Masjid Ramah Difabel


Judul buku: Masjid Ramah Difabel: Dari Dari Fikih ke Praktik Aksesibilitas 
Penerbit: LKiS (Yogyakarta) Tahun: 2019 
ISBN: 978-623-7177-15-9 
Beli buku ini di Bukalapak
*** 
Jika pembaca memperhatikan judul buku ini, mungkin ada yang bertanya, “Apa yang dimaksud dengan masjid ramah difabel?” atau bertanya, “Mengapa dari Fikih?” Pertanyan pertama akan dijawab oleh buku ini secara keseluruhan. Pembaca dapat memperoleh informasi tentang apa yang dimaksud dengan masjid ramah difabel dengan membaca tuntas dari Bab 1 sampai dengan Bab 13. 

Saya membagi tiga belas bab itu dalam tiga bagian: bagian pertama tentang asal-usul relasi masjid dan aksesibilitas; bagian kedua menjelaskan tentang konsep dan gagasan ‘masjid aksesibel yang ramah difabel’; dan bagian ketiga, menyajikan contoh masjid aksesibel.
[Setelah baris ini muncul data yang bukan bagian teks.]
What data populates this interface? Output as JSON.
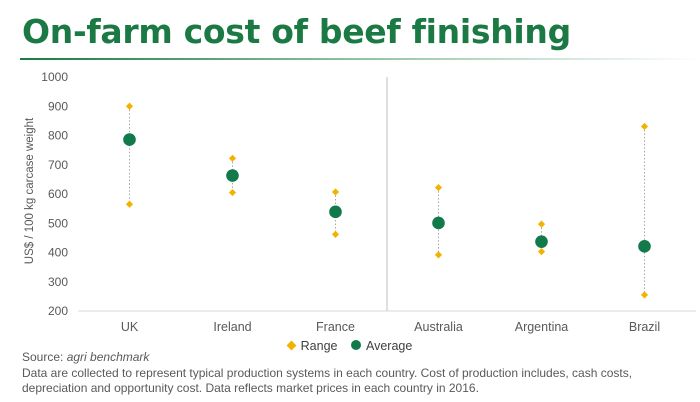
{
  "title": "On-farm cost of beef finishing",
  "footer": {
    "source_label": "Source:",
    "source_name": "agri benchmark",
    "note": "Data are collected to represent typical production systems in each country. Cost of production includes, cash costs, depreciation and opportunity cost. Data reflects market prices in each country in 2016."
  },
  "colors": {
    "title": "#1b7a44",
    "range": "#f2b300",
    "average": "#127a4a",
    "connector": "#a6a6a6",
    "divider": "#bfbfbf"
  },
  "chart_data": {
    "type": "scatter",
    "title": "",
    "xlabel": "",
    "ylabel": "US$ / 100 kg carcase weight",
    "ylim": [
      200,
      1000
    ],
    "yticks": [
      200,
      300,
      400,
      500,
      600,
      700,
      800,
      900,
      1000
    ],
    "grid": false,
    "legend_position": "bottom",
    "categories": [
      "UK",
      "Ireland",
      "France",
      "Australia",
      "Argentina",
      "Brazil"
    ],
    "series": [
      {
        "name": "Range",
        "marker": "diamond",
        "min": [
          565,
          605,
          462,
          392,
          403,
          255
        ],
        "max": [
          900,
          722,
          607,
          622,
          497,
          831
        ]
      },
      {
        "name": "Average",
        "marker": "circle",
        "values": [
          786,
          663,
          539,
          501,
          437,
          421
        ]
      }
    ],
    "divider_after_category": "France"
  }
}
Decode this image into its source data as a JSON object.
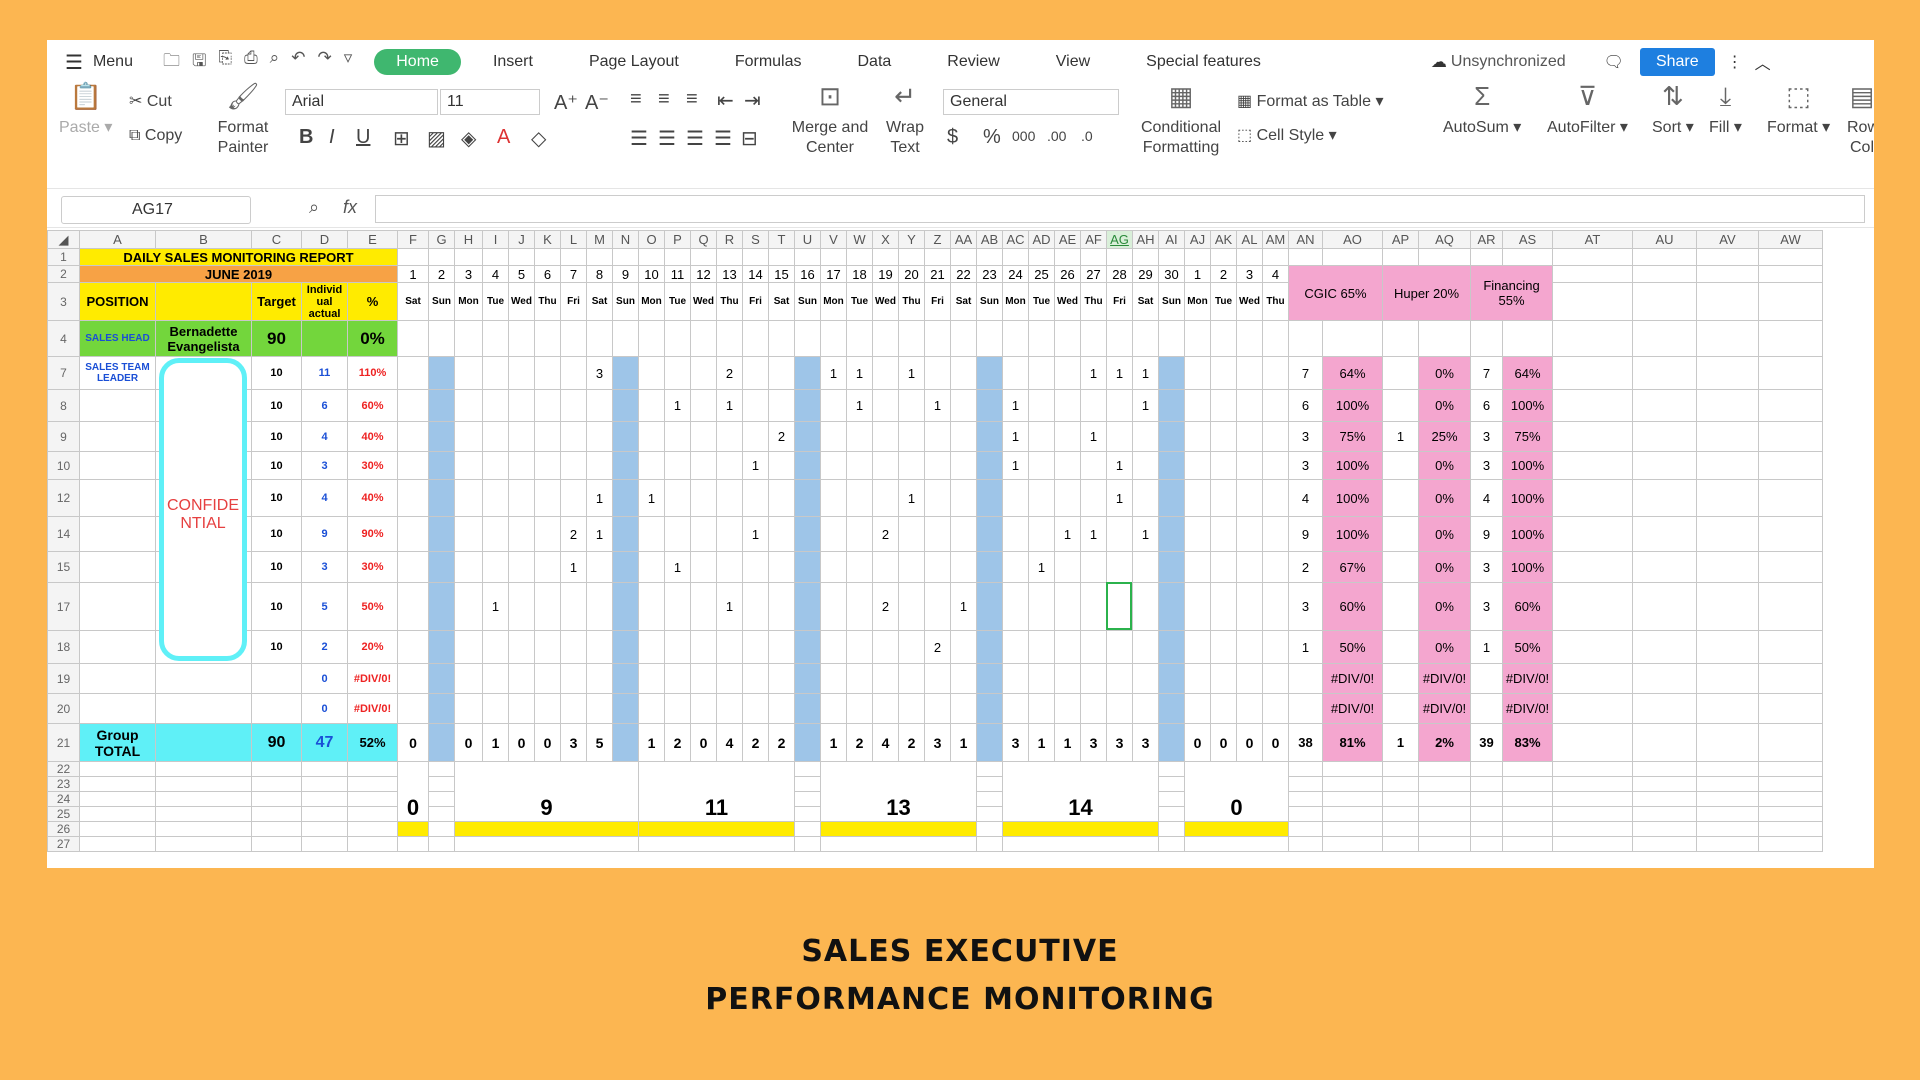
{
  "menubar": {
    "menu_label": "Menu",
    "tabs": [
      "Home",
      "Insert",
      "Page Layout",
      "Formulas",
      "Data",
      "Review",
      "View",
      "Special features"
    ],
    "sync": "Unsynchronized",
    "share": "Share"
  },
  "ribbon": {
    "paste": "Paste",
    "cut": "Cut",
    "copy": "Copy",
    "format_painter": "Format Painter",
    "font": "Arial",
    "size": "11",
    "merge": "Merge and Center",
    "wrap": "Wrap Text",
    "number_format": "General",
    "cond_format": "Conditional Formatting",
    "format_table": "Format as Table",
    "cell_style": "Cell Style",
    "autosum": "AutoSum",
    "autofilter": "AutoFilter",
    "sort": "Sort",
    "fill": "Fill",
    "format": "Format",
    "rowcol": "Row Col"
  },
  "formula": {
    "cell_ref": "AG17",
    "fx": "fx"
  },
  "columns": [
    "A",
    "B",
    "C",
    "D",
    "E",
    "F",
    "G",
    "H",
    "I",
    "J",
    "K",
    "L",
    "M",
    "N",
    "O",
    "P",
    "Q",
    "R",
    "S",
    "T",
    "U",
    "V",
    "W",
    "X",
    "Y",
    "Z",
    "AA",
    "AB",
    "AC",
    "AD",
    "AE",
    "AF",
    "AG",
    "AH",
    "AI",
    "AJ",
    "AK",
    "AL",
    "AM",
    "AN",
    "AO",
    "AP",
    "AQ",
    "AR",
    "AS",
    "AT",
    "AU",
    "AV",
    "AW"
  ],
  "sheet": {
    "title": "DAILY SALES MONITORING REPORT",
    "month": "JUNE 2019",
    "hdr_position": "POSITION",
    "hdr_target": "Target",
    "hdr_actual": "Individ ual actual",
    "hdr_pct": "%",
    "cgic": "CGIC 65%",
    "huper": "Huper 20%",
    "financing": "Financing 55%",
    "days": [
      "1",
      "2",
      "3",
      "4",
      "5",
      "6",
      "7",
      "8",
      "9",
      "10",
      "11",
      "12",
      "13",
      "14",
      "15",
      "16",
      "17",
      "18",
      "19",
      "20",
      "21",
      "22",
      "23",
      "24",
      "25",
      "26",
      "27",
      "28",
      "29",
      "30",
      "1",
      "2",
      "3",
      "4"
    ],
    "weekdays": [
      "Sat",
      "Sun",
      "Mon",
      "Tue",
      "Wed",
      "Thu",
      "Fri",
      "Sat",
      "Sun",
      "Mon",
      "Tue",
      "Wed",
      "Thu",
      "Fri",
      "Sat",
      "Sun",
      "Mon",
      "Tue",
      "Wed",
      "Thu",
      "Fri",
      "Sat",
      "Sun",
      "Mon",
      "Tue",
      "Wed",
      "Thu",
      "Fri",
      "Sat",
      "Sun",
      "Mon",
      "Tue",
      "Wed",
      "Thu"
    ],
    "head_role": "SALES HEAD",
    "head_name": "Bernadette Evangelista",
    "head_target": "90",
    "head_pct": "0%",
    "leader_role": "SALES TEAM LEADER",
    "confidential": "CONFIDE NTIAL",
    "rows": [
      {
        "row": "7",
        "target": "10",
        "actual": "11",
        "pct": "110%",
        "cells": {
          "8": "3",
          "13": "2",
          "17": "1",
          "18": "1",
          "20": "1",
          "27": "1",
          "28": "1",
          "29": "1"
        },
        "an": "7",
        "ao": "64%",
        "ap": "",
        "aq": "0%",
        "ar": "7",
        "as": "64%"
      },
      {
        "row": "8",
        "target": "10",
        "actual": "6",
        "pct": "60%",
        "cells": {
          "11": "1",
          "13": "1",
          "18": "1",
          "21": "1",
          "24": "1",
          "29": "1"
        },
        "an": "6",
        "ao": "100%",
        "ap": "",
        "aq": "0%",
        "ar": "6",
        "as": "100%"
      },
      {
        "row": "9",
        "target": "10",
        "actual": "4",
        "pct": "40%",
        "cells": {
          "15": "2",
          "24": "1",
          "27": "1"
        },
        "an": "3",
        "ao": "75%",
        "ap": "1",
        "aq": "25%",
        "ar": "3",
        "as": "75%"
      },
      {
        "row": "10",
        "target": "10",
        "actual": "3",
        "pct": "30%",
        "cells": {
          "14": "1",
          "24": "1",
          "28": "1"
        },
        "an": "3",
        "ao": "100%",
        "ap": "",
        "aq": "0%",
        "ar": "3",
        "as": "100%"
      },
      {
        "row": "12",
        "target": "10",
        "actual": "4",
        "pct": "40%",
        "cells": {
          "8": "1",
          "10": "1",
          "20": "1",
          "28": "1"
        },
        "an": "4",
        "ao": "100%",
        "ap": "",
        "aq": "0%",
        "ar": "4",
        "as": "100%"
      },
      {
        "row": "14",
        "target": "10",
        "actual": "9",
        "pct": "90%",
        "cells": {
          "7": "2",
          "8": "1",
          "14": "1",
          "19": "2",
          "26": "1",
          "27": "1",
          "29": "1"
        },
        "an": "9",
        "ao": "100%",
        "ap": "",
        "aq": "0%",
        "ar": "9",
        "as": "100%"
      },
      {
        "row": "15",
        "target": "10",
        "actual": "3",
        "pct": "30%",
        "cells": {
          "7": "1",
          "11": "1",
          "25": "1"
        },
        "an": "2",
        "ao": "67%",
        "ap": "",
        "aq": "0%",
        "ar": "3",
        "as": "100%"
      },
      {
        "row": "17",
        "target": "10",
        "actual": "5",
        "pct": "50%",
        "cells": {
          "4": "1",
          "13": "1",
          "19": "2",
          "22": "1"
        },
        "an": "3",
        "ao": "60%",
        "ap": "",
        "aq": "0%",
        "ar": "3",
        "as": "60%"
      },
      {
        "row": "18",
        "target": "10",
        "actual": "2",
        "pct": "20%",
        "cells": {
          "21": "2"
        },
        "an": "1",
        "ao": "50%",
        "ap": "",
        "aq": "0%",
        "ar": "1",
        "as": "50%"
      },
      {
        "row": "19",
        "target": "",
        "actual": "0",
        "pct": "#DIV/0!",
        "cells": {},
        "an": "",
        "ao": "#DIV/0!",
        "ap": "",
        "aq": "#DIV/0!",
        "ar": "",
        "as": "#DIV/0!"
      },
      {
        "row": "20",
        "target": "",
        "actual": "0",
        "pct": "#DIV/0!",
        "cells": {},
        "an": "",
        "ao": "#DIV/0!",
        "ap": "",
        "aq": "#DIV/0!",
        "ar": "",
        "as": "#DIV/0!"
      }
    ],
    "total_label": "Group TOTAL",
    "total_target": "90",
    "total_actual": "47",
    "total_pct": "52%",
    "total_days": [
      "0",
      "",
      "0",
      "1",
      "0",
      "0",
      "3",
      "5",
      "",
      "1",
      "2",
      "0",
      "4",
      "2",
      "2",
      "",
      "1",
      "2",
      "4",
      "2",
      "3",
      "1",
      "",
      "3",
      "1",
      "1",
      "3",
      "3",
      "3",
      "",
      "0",
      "0",
      "0",
      "0"
    ],
    "total_an": "38",
    "total_ao": "81%",
    "total_ap": "1",
    "total_aq": "2%",
    "total_ar": "39",
    "total_as": "83%",
    "weekly": [
      "0",
      "9",
      "11",
      "13",
      "14",
      "0"
    ]
  },
  "caption": {
    "line1": "SALES EXECUTIVE",
    "line2": "PERFORMANCE MONITORING"
  }
}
Anda boleh membaca tanpa berurutan, karena ketiga bagian itu berdiri saling melengkapi dan tidak dibuat dalam baris berurutan. Dengan membaca tiga bagian itu, konsep masjid ramah difabel dijelaskan tuntas. 

Pertanyaan kedua, tentang munculnya Fikih di buku ini, dapat saya jawab demikian. Pertama, isu disabilitas di Indonesia kini mulai dibahas dari sudut pandang Fikih oleh banyak pihak ‘berwenang’ dalam urusan agama. ‘Kewenangan’ yang saya maksud dimiliki oleh NU, Muhammadiyah, dan perguruan tinggi agama Islam yang telah memilih ‘Fikih’ sebagai kata kunci dalam diskusi relasi Islam dan disabilitas. Fakultas Syariah UIN Sunan Kalijaga mengawali diskusi ini dengan menerbitkan buku Fikih Disabilitas pada tahun 2016. NU menerbitkan buku Fikih Penguatan Penyandang Disabilitas pada tahun 2019, dan Muhammadiyah juga tengah mendiskusikan penyusunan buku Fikih Disabilitas. Maka, buku ini bagian dari genre itu. 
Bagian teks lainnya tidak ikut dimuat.